When Sarah Everard, a 33-year-old marketing executive, was found dead in London after a weeklong disappearance, the first wave of responses flew to victim-blaming. Why was Everard, who is believed to have been murdered by a man, walking alone at night? Was she drinking, or perhaps wearing revealing clothing? Did she invite this on herself simply by existing as a female?

Predictably, the second wave of responses moved straight to providing safety tips for women on how to prevent their own harassment, rape, and murder. This advice may be well-meaning, but it’s knowledge that many of us have been armed with since childhood. It does not work, and it’s also not our behavior that needs to change—it’s men who need to do the hard work here.

Across the world, gender-based violence is terrifyingly common. In the UK, Everard’s home, a woman is killed by a man every three days; 97 percent of women aged 18-24 have experienced sexual harassment; and 80 percent of women of all ages had been harassed in public. Globally, across their lifetimes, one in three women will be subjected to physical or sexual violence, and six women are killed by men every hour of the day. For the LGBTQ community, it’s even worse, with one in two transgender people sexually abused or assaulted at some point in their lives, as just one example.

With statistics like these, it’s obvious that women are not fully safe anywhere, at any time of day or night, or with any friend, partner, or stranger; after all, we are far more likely to be assaulted by someone we know than a stranger in a dark alley, with victims knowing their attackers in eight out of 10 rape cases, per one study.

And until men can acknowledge that the society they live in unfairly benefits them and actively work towards making women feel safer, these statistics will never change.

Like so many women, there has not been a single year of my life that has been free from the influence of male violence. To survive, I have spoken to countless women and femmes about possible solutions for our safety, but nothing has improved. Men’s inherent privilege teaches far too many of them that women’s bodies are an open market that they can comment on or abuse with impunity—and when they are confronted with their abuses, they blame us for tempting them.

Men know how rampant assault is just as much as women do, but while we’ve been learning how to use keys as weapons, shout “fire” instead of rape, and make ourselves unattractive or amenable to prevent or speed up sexual assault, they haven’t been taking action to fix their own behavior. Often, their attempts at allyship focus on highlighting their greatness as protectors of women, which misdirects attention to them over the sexism at hand and prioritizes collecting brownie points for the grand task of not being an abuser. But the allyship that’s really needed goes far deeper.
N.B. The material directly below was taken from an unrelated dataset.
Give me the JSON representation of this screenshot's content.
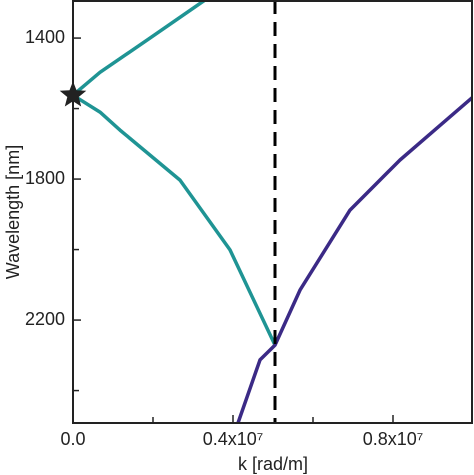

In our society, we teach women how to avoid abuse, but we never teach men how not to assault. The damage starts early on; we raise boys to dangerously identify anger as the only acceptable emotion for them to express publicly. And while girls grow up believing it is their responsibility to prevent rape, boys frequently grow up with little awareness of their role in perpetuating male violence. This cycle of gender-based violence has been perpetuated for thousands of years, and it’s a burden that women carry every single day. But gender-based violence is a sickness that’s spread and upheld by men, and so the responsibility for healing this lies entirely at their feet, not ours.

Men must pick up the mantle and fight this battle, because we are losing the war. 
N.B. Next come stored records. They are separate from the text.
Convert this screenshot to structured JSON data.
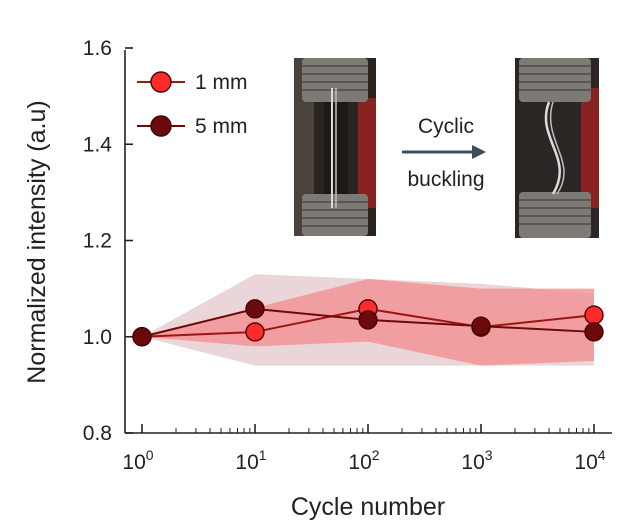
{
  "chart_data": {
    "type": "line",
    "xlabel": "Cycle number",
    "ylabel": "Normalized intensity (a.u)",
    "xscale": "log",
    "xlim": [
      1,
      10000
    ],
    "ylim": [
      0.8,
      1.6
    ],
    "x": [
      1,
      10,
      100,
      1000,
      10000
    ],
    "x_tick_labels": [
      {
        "base": "10",
        "exp": "0"
      },
      {
        "base": "10",
        "exp": "1"
      },
      {
        "base": "10",
        "exp": "2"
      },
      {
        "base": "10",
        "exp": "3"
      },
      {
        "base": "10",
        "exp": "4"
      }
    ],
    "y_ticks": [
      0.8,
      1.0,
      1.2,
      1.4,
      1.6
    ],
    "y_tick_labels": [
      "0.8",
      "1.0",
      "1.2",
      "1.4",
      "1.6"
    ],
    "series": [
      {
        "name": "1 mm",
        "values": [
          1.0,
          1.01,
          1.058,
          1.02,
          1.045
        ],
        "band_upper": [
          1.0,
          1.06,
          1.12,
          1.1,
          1.1
        ],
        "band_lower": [
          1.0,
          0.98,
          0.99,
          0.94,
          0.95
        ],
        "color": "#ff2b2b",
        "band_color": "#f28b8b"
      },
      {
        "name": "5 mm",
        "values": [
          1.0,
          1.058,
          1.035,
          1.022,
          1.01
        ],
        "band_upper": [
          1.0,
          1.13,
          1.12,
          1.11,
          1.09
        ],
        "band_lower": [
          1.0,
          0.94,
          0.94,
          0.94,
          0.94
        ],
        "color": "#6b0a0a",
        "band_color": "#e6cfd2"
      }
    ],
    "legend_position": "top-left",
    "grid": false
  },
  "inset": {
    "arrow_label_line1": "Cyclic",
    "arrow_label_line2": "buckling",
    "arrow_color": "#3d4d5c"
  }
}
We have to get to the root of the problem and teach both boys and girls about consent from a very young age, so that it’s ingrained in their psyche by the time they become adults. And as true change can only happen if men push back and recognize potentially abusive behaviors in their peers, this should start with men talking to each other through organizations like A Call To Men, Men Can Stop Rape, and ManKind Project. Additionally, men need to educate themselves about the historic oppression of marginalized genders so that they can untangle the deep roots of the toxic masculinity that contribute to gender-based violence.
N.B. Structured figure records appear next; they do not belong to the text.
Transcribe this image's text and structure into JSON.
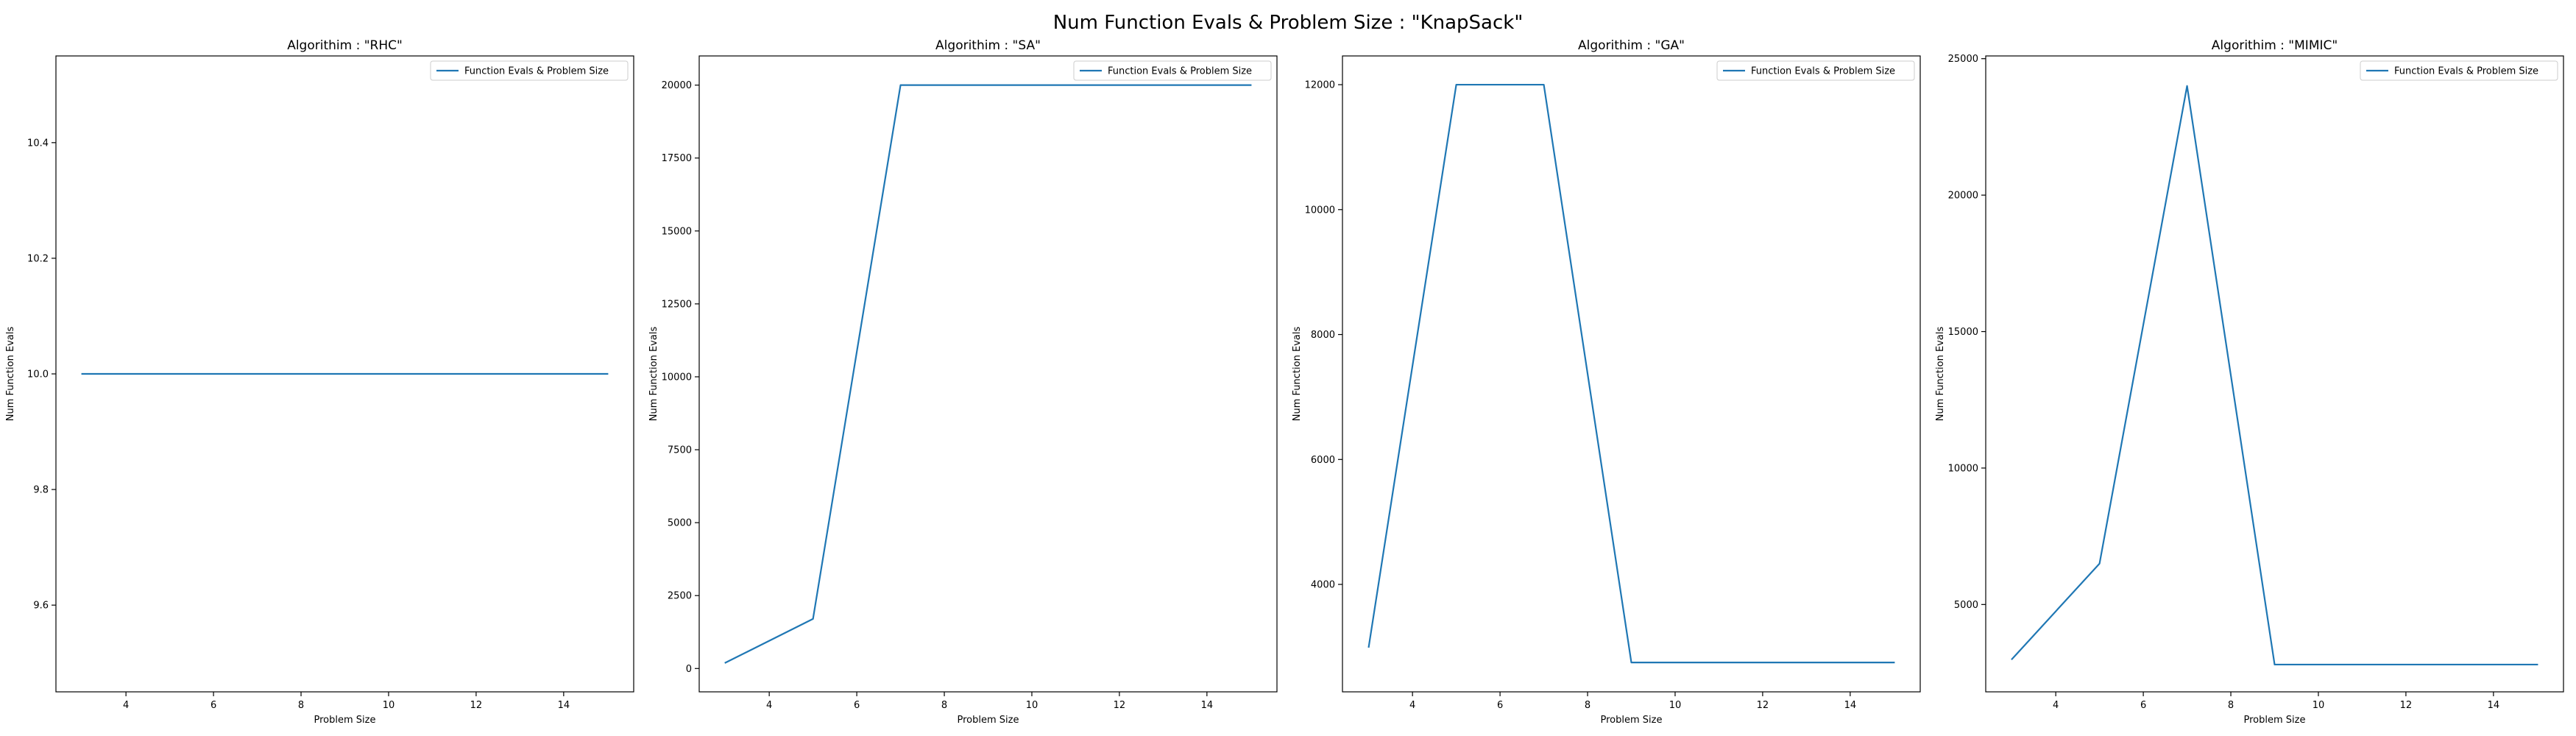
{
  "figure": {
    "title": "Num Function Evals & Problem Size : \"KnapSack\""
  },
  "colors": {
    "series": "#1f77b4",
    "axes": "#000000",
    "legend_border": "#cccccc"
  },
  "chart_data": [
    {
      "type": "line",
      "title": "Algorithim : \"RHC\"",
      "xlabel": "Problem Size",
      "ylabel": "Num Function Evals",
      "xlim": [
        2.4,
        15.6
      ],
      "ylim": [
        9.45,
        10.55
      ],
      "xticks": [
        4,
        6,
        8,
        10,
        12,
        14
      ],
      "xtick_labels": [
        "4",
        "6",
        "8",
        "10",
        "12",
        "14"
      ],
      "yticks": [
        9.6,
        9.8,
        10.0,
        10.2,
        10.4
      ],
      "ytick_labels": [
        "9.6",
        "9.8",
        "10.0",
        "10.2",
        "10.4"
      ],
      "legend": "top-right",
      "grid": false,
      "series": [
        {
          "name": "Function Evals & Problem Size",
          "x": [
            3,
            5,
            7,
            9,
            11,
            13,
            15
          ],
          "y": [
            10,
            10,
            10,
            10,
            10,
            10,
            10
          ]
        }
      ]
    },
    {
      "type": "line",
      "title": "Algorithim : \"SA\"",
      "xlabel": "Problem Size",
      "ylabel": "Num Function Evals",
      "xlim": [
        2.4,
        15.6
      ],
      "ylim": [
        -800,
        21000
      ],
      "xticks": [
        4,
        6,
        8,
        10,
        12,
        14
      ],
      "xtick_labels": [
        "4",
        "6",
        "8",
        "10",
        "12",
        "14"
      ],
      "yticks": [
        0,
        2500,
        5000,
        7500,
        10000,
        12500,
        15000,
        17500,
        20000
      ],
      "ytick_labels": [
        "0",
        "2500",
        "5000",
        "7500",
        "10000",
        "12500",
        "15000",
        "17500",
        "20000"
      ],
      "legend": "top-right",
      "grid": false,
      "series": [
        {
          "name": "Function Evals & Problem Size",
          "x": [
            3,
            5,
            7,
            9,
            11,
            13,
            15
          ],
          "y": [
            200,
            1700,
            20000,
            20000,
            20000,
            20000,
            20000
          ]
        }
      ]
    },
    {
      "type": "line",
      "title": "Algorithim : \"GA\"",
      "xlabel": "Problem Size",
      "ylabel": "Num Function Evals",
      "xlim": [
        2.4,
        15.6
      ],
      "ylim": [
        2280,
        12460
      ],
      "xticks": [
        4,
        6,
        8,
        10,
        12,
        14
      ],
      "xtick_labels": [
        "4",
        "6",
        "8",
        "10",
        "12",
        "14"
      ],
      "yticks": [
        4000,
        6000,
        8000,
        10000,
        12000
      ],
      "ytick_labels": [
        "4000",
        "6000",
        "8000",
        "10000",
        "12000"
      ],
      "legend": "top-right",
      "grid": false,
      "series": [
        {
          "name": "Function Evals & Problem Size",
          "x": [
            3,
            5,
            7,
            9,
            11,
            13,
            15
          ],
          "y": [
            3000,
            12000,
            12000,
            2750,
            2750,
            2750,
            2750
          ]
        }
      ]
    },
    {
      "type": "line",
      "title": "Algorithim : \"MIMIC\"",
      "xlabel": "Problem Size",
      "ylabel": "Num Function Evals",
      "xlim": [
        2.4,
        15.6
      ],
      "ylim": [
        1800,
        25100
      ],
      "xticks": [
        4,
        6,
        8,
        10,
        12,
        14
      ],
      "xtick_labels": [
        "4",
        "6",
        "8",
        "10",
        "12",
        "14"
      ],
      "yticks": [
        5000,
        10000,
        15000,
        20000,
        25000
      ],
      "ytick_labels": [
        "5000",
        "10000",
        "15000",
        "20000",
        "25000"
      ],
      "legend": "top-right",
      "grid": false,
      "series": [
        {
          "name": "Function Evals & Problem Size",
          "x": [
            3,
            5,
            7,
            9,
            11,
            13,
            15
          ],
          "y": [
            3000,
            6500,
            24000,
            2800,
            2800,
            2800,
            2800
          ]
        }
      ]
    }
  ]
}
This call to action should not be another passing trend. We must remember Sarah Everard’s name just as we should remember Blessing Olusegun, Alexus Braxton, and countless other murdered women. The violence endured by women and girls, transgender women, and femme presenting non-binary and genderfluid people, is a human rights crisis on a global scale. And we must stop expecting women to have these conversations alone, in an echo chamber of shared trauma, or do all the work in protecting themselves from danger. Only when men respond to the call and confront their roles in perpetuating gender-based violence will we finally see the change that’s needed.